Sherrod Britton, 29, was initiated into the Bloods when he was 18 years old. He joined because he felt lost and wanted to be a part of something.

Sherrod was walking down Peachtree Street past Troy Davis three weeks ago and saw all the tents. "I wanted to know what was going on, so I stopped by, I haven't left since", said Sherrod.

Sherrod expressed feeling a deep connection to the message and process of Occupy Atlanta." I stayed for the common cause, speaking for the people. I feel strongly that we have the right to jobs, health care, and affordable higher education."

Around the same day Sherrod showed up Shabaka Addae Guillory, 20, saw a story on the news about Occupy Atlanta and had to see it for himself. Shabaka stated, "I knew this kind of movement was coming I just didn't know it would come so soon."
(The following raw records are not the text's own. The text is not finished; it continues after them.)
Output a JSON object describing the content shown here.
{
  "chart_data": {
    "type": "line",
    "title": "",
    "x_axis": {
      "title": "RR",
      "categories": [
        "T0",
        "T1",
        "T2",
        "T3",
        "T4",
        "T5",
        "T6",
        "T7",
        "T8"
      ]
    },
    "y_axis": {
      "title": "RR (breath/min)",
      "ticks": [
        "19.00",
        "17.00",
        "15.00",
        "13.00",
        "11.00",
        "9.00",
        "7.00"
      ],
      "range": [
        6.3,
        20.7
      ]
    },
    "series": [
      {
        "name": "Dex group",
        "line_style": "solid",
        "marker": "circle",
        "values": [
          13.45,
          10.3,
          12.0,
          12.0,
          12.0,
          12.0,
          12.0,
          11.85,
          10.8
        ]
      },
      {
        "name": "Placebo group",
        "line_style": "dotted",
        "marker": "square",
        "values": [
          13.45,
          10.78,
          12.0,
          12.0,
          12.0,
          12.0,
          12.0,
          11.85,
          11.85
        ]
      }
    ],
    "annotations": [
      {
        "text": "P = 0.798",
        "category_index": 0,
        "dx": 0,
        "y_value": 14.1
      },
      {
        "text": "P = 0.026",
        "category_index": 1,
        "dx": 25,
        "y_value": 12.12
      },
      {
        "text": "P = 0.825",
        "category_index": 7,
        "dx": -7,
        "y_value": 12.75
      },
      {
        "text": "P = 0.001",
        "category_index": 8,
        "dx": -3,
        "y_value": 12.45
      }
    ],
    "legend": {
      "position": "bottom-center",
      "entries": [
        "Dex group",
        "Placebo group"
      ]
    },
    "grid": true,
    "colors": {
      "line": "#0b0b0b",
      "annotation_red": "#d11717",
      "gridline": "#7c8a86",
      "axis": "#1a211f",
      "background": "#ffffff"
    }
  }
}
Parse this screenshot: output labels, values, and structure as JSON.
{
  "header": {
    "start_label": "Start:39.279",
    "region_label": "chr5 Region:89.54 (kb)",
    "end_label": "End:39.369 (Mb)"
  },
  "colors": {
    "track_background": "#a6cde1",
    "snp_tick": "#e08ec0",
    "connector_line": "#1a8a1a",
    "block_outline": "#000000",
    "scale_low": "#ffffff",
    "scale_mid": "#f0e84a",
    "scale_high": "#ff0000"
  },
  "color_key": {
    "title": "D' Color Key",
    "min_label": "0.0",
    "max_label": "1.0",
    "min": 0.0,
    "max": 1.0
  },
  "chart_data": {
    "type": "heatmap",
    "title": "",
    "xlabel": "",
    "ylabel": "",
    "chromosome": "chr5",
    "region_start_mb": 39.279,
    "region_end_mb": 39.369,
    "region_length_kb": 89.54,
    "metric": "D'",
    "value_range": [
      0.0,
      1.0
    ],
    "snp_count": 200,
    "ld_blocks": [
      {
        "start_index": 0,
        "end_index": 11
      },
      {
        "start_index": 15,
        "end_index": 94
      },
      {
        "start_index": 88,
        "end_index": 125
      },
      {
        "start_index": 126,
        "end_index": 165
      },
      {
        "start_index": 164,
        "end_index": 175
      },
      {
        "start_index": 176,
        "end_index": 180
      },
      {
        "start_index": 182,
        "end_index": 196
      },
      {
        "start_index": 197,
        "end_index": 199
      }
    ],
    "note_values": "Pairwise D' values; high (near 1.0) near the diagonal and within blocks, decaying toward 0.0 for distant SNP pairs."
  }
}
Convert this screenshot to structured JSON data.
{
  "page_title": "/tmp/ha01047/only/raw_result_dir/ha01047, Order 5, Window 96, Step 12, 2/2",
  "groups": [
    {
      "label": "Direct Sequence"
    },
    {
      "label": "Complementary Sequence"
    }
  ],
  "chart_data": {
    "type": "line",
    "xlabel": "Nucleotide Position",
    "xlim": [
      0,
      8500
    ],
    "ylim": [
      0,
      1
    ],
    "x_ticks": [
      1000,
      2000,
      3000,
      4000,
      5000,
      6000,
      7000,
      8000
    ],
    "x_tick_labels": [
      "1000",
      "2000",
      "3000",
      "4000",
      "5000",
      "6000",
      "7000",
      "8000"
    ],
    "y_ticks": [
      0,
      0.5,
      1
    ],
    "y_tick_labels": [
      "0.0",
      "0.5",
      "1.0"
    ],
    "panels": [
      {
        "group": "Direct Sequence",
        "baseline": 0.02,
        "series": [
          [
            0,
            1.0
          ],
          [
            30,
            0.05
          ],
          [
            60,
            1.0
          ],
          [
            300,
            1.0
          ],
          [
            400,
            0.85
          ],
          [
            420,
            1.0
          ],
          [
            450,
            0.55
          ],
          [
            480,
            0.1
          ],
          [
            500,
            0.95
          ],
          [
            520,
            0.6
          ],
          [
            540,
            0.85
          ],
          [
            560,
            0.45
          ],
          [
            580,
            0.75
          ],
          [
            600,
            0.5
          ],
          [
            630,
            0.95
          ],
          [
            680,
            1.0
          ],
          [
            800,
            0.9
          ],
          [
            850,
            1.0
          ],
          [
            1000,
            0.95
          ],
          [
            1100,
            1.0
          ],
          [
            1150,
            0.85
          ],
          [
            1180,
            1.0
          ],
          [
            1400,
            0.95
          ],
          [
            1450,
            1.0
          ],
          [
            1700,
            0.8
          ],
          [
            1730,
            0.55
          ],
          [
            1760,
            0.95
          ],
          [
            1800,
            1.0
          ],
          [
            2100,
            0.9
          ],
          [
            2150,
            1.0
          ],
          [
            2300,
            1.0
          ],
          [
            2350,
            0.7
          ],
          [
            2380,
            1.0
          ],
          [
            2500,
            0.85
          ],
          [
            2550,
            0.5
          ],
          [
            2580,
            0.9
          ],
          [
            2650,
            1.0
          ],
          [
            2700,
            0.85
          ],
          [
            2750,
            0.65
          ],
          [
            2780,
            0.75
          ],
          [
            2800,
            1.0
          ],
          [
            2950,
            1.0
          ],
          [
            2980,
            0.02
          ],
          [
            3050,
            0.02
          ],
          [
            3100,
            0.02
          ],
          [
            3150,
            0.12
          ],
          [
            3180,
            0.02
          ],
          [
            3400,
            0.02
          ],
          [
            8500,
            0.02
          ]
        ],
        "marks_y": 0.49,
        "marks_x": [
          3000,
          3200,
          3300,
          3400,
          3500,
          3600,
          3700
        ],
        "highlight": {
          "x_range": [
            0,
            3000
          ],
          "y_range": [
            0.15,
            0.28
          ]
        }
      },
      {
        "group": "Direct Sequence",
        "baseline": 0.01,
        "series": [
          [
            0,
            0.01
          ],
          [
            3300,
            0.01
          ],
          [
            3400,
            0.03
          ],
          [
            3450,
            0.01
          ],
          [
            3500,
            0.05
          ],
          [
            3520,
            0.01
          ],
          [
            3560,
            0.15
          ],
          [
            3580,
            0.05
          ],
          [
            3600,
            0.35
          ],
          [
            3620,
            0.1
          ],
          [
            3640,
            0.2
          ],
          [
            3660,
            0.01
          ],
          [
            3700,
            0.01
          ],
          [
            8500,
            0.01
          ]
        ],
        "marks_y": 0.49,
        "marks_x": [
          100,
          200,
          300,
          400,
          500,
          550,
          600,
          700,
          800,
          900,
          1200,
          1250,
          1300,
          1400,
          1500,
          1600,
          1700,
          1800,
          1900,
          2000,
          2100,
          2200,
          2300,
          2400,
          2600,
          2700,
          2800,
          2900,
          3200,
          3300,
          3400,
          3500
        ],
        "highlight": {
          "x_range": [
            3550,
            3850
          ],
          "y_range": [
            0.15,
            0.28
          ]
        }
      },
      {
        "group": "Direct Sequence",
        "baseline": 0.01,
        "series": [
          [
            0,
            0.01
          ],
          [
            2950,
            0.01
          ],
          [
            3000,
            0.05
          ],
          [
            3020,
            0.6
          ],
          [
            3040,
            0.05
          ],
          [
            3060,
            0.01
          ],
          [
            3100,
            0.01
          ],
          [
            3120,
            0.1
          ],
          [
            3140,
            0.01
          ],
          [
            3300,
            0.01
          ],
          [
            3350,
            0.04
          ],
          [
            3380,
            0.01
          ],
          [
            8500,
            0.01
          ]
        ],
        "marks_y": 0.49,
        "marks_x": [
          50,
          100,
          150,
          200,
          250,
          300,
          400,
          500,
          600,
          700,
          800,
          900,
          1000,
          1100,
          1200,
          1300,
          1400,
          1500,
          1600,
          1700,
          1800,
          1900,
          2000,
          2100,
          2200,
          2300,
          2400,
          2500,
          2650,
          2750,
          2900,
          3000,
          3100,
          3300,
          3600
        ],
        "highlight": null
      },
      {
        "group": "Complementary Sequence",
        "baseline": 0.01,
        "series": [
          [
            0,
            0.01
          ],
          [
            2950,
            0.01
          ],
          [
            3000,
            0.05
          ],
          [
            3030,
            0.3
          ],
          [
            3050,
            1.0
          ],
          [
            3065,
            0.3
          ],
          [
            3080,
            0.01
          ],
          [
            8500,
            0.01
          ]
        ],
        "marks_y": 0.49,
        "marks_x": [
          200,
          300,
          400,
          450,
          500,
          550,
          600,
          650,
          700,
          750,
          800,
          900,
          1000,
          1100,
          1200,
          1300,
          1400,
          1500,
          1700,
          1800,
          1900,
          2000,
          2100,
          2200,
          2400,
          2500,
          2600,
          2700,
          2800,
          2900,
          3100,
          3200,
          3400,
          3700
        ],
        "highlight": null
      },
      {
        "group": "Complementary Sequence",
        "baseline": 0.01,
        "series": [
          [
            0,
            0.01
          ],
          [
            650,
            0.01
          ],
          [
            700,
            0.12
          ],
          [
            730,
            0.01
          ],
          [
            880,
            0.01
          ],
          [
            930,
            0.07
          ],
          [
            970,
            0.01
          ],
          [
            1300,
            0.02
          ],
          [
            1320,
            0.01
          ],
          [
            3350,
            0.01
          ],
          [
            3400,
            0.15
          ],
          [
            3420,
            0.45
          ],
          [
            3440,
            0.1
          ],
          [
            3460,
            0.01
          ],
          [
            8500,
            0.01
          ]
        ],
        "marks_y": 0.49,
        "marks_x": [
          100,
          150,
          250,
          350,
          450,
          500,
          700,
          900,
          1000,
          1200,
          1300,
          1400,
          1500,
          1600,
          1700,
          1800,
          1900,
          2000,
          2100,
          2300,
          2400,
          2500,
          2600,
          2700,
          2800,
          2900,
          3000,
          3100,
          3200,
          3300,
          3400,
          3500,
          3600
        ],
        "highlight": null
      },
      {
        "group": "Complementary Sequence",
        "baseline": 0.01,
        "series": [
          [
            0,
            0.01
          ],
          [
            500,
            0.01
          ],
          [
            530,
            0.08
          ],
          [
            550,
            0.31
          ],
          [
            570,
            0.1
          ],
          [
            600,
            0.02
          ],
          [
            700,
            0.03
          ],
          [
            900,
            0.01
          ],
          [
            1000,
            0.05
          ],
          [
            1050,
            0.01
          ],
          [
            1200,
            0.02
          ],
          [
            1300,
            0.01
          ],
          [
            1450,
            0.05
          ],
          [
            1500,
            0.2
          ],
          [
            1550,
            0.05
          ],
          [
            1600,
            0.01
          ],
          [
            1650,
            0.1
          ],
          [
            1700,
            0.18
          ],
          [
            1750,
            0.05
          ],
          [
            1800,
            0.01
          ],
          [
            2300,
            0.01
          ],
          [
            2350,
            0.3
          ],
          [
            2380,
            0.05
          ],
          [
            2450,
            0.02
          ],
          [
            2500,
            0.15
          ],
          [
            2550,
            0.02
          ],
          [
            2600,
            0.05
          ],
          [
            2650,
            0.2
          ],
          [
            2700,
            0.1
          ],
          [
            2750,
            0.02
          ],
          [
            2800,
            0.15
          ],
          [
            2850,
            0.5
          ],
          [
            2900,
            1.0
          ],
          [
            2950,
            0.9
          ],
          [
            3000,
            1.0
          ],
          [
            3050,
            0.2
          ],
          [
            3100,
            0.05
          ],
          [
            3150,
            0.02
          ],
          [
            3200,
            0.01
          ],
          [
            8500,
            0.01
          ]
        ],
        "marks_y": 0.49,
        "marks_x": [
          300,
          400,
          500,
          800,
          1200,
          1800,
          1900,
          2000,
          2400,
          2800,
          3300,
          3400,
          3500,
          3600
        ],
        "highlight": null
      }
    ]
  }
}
Shabaka and Sherrod both found a common cause in Occupy Atlanta, but they also share another commonality in their narrative.

Shabaka was recruited into the Crips when he was 14 years old. "My parents were divorced, grandfather passed away, a lot of problems at school, and there was a lot of confusion at the time."

On Shabaka’s first day at Occupy Atlanta he approached a group of folks doing an impromptu free style session and saw Sherrod. "I saw him in the park, saw his colors. There was no mean mug or rivalry because we realized that what's happening here is so much bigger then gang rivalry", stated Shabaka.

Shabaka Added, "Now we're the best of friends."

"I let him sleep in my tent because he didn't have one. We are connected through music, faith, and Occupy Atlanta", stated Sherrod.

Sherrod and Shabaka are now both very committed full time occupiers. Occupy Atlanta may have started as an act of civil disobedience designed to shine a light on the extreme wealth disparity in our city, country, and around the world. It's important to acknowledge that one of the beautiful byproducts of this new movement is the transformative experiences that arisen as a result of so many different people from different walks of life occupying a space together for a common cause.